Die Neos stehen den Bürgerinitiativen im Kampf um eine UVP weiterhin zur Seite, denn: "Eine eingehende Analyse des Projekts und seiner Folgen", sei wichtig. "Gibt es dieses Verfahren nicht, müssen die negativen Konsequenzen entweder um viel Geld im Nachhinein ausgebügelt werden, oder sie wirken sich auf die Lebensqualität aller Anrainerinnen und Anrainer aus", so Neos-Umweltsprecherin Emmerling. Und: "Die Bürgerinitiativen haben vor, alle rechtlichen Schritte zu gehen. Es besteht die Gefahr, dass zigtausende Wohnungen auf dem Spiel stehen."

Büro Vassilakou: "Bundesverwaltungsgericht bestätigt, dass keine UVP-Pflicht besteht"

"Die Entscheidung, ob eine UVP-Pflicht besteht, wird in Wien auf Basis des Verfahrens der MA 22 getroffen. In den beiden angesprochenen Fällen wurde vom Bundesverwaltungsgericht bestätigt, dass keine UVP-Pflicht besteht", heißt es aus dem Büro von Planungsstadträtin Maria Vassilakou (Grüne).

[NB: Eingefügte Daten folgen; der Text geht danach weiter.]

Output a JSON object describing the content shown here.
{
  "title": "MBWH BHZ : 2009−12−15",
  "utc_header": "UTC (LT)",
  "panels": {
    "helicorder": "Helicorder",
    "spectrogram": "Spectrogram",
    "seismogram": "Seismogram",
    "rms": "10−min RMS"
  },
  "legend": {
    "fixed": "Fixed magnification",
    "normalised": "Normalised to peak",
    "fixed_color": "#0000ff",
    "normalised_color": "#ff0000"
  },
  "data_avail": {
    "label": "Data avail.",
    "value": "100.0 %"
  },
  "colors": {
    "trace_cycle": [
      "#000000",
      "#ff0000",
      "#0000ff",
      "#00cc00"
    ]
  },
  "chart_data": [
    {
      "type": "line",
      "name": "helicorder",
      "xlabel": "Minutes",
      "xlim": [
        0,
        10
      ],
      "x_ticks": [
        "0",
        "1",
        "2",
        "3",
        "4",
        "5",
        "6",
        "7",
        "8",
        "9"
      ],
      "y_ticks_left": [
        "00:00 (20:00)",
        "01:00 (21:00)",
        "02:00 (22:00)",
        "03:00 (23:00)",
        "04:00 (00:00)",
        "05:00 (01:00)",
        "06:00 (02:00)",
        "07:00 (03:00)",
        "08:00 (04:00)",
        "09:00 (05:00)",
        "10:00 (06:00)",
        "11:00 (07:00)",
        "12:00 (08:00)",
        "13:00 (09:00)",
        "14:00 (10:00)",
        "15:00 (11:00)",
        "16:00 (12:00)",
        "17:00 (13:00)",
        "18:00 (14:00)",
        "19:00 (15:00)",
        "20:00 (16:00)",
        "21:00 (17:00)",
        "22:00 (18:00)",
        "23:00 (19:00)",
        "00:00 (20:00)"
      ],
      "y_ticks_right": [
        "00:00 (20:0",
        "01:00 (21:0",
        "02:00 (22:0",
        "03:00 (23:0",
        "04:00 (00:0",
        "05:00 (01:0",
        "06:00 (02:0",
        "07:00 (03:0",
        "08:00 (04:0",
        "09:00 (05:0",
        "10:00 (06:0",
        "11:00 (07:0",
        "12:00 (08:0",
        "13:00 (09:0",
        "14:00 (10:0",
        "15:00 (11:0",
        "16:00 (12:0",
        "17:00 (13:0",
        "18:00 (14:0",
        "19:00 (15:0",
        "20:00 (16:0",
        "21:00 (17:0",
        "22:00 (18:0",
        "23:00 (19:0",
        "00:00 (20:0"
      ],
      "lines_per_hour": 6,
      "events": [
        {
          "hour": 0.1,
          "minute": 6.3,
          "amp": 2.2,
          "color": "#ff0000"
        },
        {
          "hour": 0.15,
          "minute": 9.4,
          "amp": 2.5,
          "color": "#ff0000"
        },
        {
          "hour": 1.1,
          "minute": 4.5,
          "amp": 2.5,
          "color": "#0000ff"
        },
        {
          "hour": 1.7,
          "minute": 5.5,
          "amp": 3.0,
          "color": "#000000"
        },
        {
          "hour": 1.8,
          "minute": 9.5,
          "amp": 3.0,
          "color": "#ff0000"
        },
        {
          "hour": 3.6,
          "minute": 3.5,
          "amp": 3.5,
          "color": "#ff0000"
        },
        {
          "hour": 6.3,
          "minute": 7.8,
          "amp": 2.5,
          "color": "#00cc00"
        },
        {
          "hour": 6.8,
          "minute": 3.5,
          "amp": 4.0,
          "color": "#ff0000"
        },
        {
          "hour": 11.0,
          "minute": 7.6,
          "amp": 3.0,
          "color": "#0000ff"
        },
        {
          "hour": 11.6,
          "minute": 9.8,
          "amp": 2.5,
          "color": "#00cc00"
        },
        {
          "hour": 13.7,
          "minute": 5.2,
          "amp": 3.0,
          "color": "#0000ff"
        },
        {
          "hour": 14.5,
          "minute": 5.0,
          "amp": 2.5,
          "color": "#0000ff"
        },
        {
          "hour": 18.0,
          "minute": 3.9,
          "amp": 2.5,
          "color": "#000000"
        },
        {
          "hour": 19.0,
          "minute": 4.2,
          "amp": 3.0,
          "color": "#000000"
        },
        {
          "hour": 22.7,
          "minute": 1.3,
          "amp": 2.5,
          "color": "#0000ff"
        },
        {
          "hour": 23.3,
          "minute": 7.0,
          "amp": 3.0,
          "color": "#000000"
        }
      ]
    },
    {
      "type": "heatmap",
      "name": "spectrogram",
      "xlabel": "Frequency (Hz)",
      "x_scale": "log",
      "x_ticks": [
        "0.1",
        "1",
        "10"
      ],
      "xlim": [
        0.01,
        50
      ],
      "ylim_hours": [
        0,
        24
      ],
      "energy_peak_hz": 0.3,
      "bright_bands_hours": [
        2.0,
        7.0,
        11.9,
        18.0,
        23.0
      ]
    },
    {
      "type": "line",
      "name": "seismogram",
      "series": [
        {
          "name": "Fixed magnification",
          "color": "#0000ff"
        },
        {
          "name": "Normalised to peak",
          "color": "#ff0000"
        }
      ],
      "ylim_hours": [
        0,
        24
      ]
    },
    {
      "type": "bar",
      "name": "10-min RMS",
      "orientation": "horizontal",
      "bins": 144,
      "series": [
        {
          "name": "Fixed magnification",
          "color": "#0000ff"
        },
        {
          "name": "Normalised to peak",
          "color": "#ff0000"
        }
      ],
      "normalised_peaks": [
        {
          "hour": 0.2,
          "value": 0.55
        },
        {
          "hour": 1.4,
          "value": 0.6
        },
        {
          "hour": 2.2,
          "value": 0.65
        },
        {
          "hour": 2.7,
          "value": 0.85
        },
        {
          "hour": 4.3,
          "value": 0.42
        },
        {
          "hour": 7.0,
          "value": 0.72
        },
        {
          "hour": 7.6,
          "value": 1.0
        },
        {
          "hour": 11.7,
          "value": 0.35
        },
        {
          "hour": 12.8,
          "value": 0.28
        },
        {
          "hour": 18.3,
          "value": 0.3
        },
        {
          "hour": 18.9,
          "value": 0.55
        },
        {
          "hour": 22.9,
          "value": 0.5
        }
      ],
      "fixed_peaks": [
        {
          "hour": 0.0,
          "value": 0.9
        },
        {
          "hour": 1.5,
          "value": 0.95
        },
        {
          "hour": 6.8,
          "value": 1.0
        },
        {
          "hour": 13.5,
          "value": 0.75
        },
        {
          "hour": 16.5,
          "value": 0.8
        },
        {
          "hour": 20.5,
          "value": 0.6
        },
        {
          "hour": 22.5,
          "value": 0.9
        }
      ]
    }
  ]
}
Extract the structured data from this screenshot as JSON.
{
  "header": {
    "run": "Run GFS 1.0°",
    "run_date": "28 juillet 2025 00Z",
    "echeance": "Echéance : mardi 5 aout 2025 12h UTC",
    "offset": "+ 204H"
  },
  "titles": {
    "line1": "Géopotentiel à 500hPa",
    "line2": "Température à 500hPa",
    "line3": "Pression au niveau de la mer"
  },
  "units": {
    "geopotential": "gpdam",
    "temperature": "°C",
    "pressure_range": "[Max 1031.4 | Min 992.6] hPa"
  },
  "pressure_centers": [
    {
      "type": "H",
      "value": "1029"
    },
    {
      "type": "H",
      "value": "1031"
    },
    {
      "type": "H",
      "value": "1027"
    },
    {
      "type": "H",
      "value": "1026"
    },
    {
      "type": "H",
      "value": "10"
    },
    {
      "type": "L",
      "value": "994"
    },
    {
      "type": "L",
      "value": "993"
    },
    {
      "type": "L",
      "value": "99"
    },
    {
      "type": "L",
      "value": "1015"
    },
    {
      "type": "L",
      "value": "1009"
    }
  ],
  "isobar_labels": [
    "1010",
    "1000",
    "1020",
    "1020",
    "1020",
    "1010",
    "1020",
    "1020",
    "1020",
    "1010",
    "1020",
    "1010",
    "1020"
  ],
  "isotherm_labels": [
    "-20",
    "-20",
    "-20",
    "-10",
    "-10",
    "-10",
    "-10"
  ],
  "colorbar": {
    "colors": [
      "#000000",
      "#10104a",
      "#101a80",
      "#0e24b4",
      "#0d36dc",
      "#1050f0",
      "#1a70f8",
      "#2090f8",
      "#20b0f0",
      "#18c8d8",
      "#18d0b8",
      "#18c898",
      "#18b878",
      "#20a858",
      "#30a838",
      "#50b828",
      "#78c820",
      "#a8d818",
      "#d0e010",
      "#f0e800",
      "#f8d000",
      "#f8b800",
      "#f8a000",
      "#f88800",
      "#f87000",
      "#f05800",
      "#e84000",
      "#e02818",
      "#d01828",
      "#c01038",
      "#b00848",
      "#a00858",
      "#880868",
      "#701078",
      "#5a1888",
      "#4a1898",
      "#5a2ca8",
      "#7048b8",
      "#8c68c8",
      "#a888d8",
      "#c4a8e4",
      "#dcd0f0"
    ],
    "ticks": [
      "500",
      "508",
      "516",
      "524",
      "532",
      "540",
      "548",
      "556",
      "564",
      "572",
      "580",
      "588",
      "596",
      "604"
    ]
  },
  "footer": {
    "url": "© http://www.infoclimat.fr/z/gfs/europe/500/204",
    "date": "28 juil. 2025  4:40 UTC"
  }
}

Und: "Sollte eine übergeordnete Instanz zu einer anderen Entscheidung kommen, so ist das natürlich respektieren."

SPÖ-Planungssprecher Gerhard Kubik sieht das anders: "Wenn es um Umweltverträglichkeitsprüfungen geht, haben wir uns als Stadt an die geltenden Gesetze zu halten. Genau das tun wir auch. Das wurde durch das Urteil des Bundesverwaltungsgerichts bestätigt: Bei beiden Projekten ist keine UVP vorausgesetzt." Außerdem fühlt sich die Stadt als "falscher Adressat". Denn: Bei den konkret genannten Projekten in der Berresgasse und auf den Siemensäckern sei die UVP aufgrund der Bundesgesetze nicht erforderlich. "Das Bundesverwaltungsgericht bestätigt: Die Stadt Wien hält sich an das Gesetz. Wenn den Neos ein Bundesgesetz nicht passt, müssen sie sich an die Bundesgesetzgeber und im konkreten Fall an das Umweltministerium wenden. Sie haben hier den falschen Adressaten gewählt", meint Kubik.